People who are willing to work at life are glory.
There is this notion peddled by our popular culture that life is meant to be dedicated to the pursuit of happiness. To be unhappy or challenged or stressed or vexed has come to mean that somehow there is some deep pathology within that must be danced from. And dance we do: we shop, we drink, we over schedule, we watch hours upon hours of television in order to numb the niggle that will not leave us.
The niggle is holy. The something-is-not-right-here that wakes us in the night or clenches our belly is holy attention clang. What that niggle means is that we are called to turn and tend and learn.
Lots of folks find ways to dance from that learning. Others learn to listen and do the sometimes agonizing work of exploring the meaning of the niggle.
Joseph Campbell maintains that the purpose of our life is not to find happiness, but instead to find and make meaning.
There is such grace in the vision of life as meaning making. It implies journey rather than resolved landing point. It implies falling down and getting back up and suffering and soaring and leaning into beloveds and our God.
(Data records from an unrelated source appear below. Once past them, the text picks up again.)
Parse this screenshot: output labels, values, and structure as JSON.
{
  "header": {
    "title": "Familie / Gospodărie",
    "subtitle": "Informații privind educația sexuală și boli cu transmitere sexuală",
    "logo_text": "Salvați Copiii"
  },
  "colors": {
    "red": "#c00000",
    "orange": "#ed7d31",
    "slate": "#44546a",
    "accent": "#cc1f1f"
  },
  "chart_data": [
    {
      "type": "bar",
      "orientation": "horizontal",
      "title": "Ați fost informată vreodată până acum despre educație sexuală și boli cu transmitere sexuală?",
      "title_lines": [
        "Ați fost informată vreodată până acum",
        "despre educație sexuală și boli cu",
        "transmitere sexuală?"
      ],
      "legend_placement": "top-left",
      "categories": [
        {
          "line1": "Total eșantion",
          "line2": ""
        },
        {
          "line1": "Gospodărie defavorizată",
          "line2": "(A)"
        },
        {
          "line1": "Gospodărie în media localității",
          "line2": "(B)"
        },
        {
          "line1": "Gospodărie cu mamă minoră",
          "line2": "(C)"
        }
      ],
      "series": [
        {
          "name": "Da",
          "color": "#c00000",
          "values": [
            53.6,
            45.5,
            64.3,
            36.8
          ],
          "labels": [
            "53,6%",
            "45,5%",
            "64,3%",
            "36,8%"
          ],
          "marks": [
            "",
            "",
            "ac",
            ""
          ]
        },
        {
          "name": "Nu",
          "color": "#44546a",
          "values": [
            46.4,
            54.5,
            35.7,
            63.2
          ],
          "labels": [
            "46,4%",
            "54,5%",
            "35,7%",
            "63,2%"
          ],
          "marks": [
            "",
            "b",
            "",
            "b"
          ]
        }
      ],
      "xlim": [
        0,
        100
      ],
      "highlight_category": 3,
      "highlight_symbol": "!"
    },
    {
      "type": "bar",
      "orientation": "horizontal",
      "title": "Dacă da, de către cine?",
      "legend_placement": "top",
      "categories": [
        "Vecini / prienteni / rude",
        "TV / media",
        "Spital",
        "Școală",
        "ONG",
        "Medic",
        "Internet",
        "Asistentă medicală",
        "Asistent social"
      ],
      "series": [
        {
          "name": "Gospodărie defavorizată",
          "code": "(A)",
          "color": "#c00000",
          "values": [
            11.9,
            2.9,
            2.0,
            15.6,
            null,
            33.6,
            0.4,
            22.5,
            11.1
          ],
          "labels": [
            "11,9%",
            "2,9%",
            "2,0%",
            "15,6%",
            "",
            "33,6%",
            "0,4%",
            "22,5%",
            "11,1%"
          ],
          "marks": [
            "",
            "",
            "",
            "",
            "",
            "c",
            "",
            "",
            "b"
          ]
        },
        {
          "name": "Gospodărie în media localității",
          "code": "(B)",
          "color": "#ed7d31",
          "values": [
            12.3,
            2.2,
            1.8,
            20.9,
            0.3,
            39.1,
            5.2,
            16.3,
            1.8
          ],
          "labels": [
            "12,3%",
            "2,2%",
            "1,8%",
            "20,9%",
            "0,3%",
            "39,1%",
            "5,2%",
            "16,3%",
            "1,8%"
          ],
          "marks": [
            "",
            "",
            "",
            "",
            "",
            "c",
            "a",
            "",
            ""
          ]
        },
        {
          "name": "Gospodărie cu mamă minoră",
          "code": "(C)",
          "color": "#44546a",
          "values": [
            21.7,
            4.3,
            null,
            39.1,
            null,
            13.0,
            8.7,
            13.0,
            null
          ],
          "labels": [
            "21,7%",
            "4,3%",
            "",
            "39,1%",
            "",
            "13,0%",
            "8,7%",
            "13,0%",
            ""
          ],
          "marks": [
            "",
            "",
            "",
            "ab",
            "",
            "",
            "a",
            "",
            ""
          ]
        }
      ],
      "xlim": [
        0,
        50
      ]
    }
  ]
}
Life is about making meaning. Growth is optional, I suppose, but to choose soul numbing over growth seems a profound squander of the gift of life.
Jesus walked lonesome valleys. He taught us we can’t walk them by ourselves. We walk in the company of the Holy and our soul kindred. This walk into wholeness in the way of Jesus is exactly why we are church. Growing soul through the gift of community is why we open our doors each day.
Niggles are learning gift. Thank God for companions on our soul’s journey into meaning.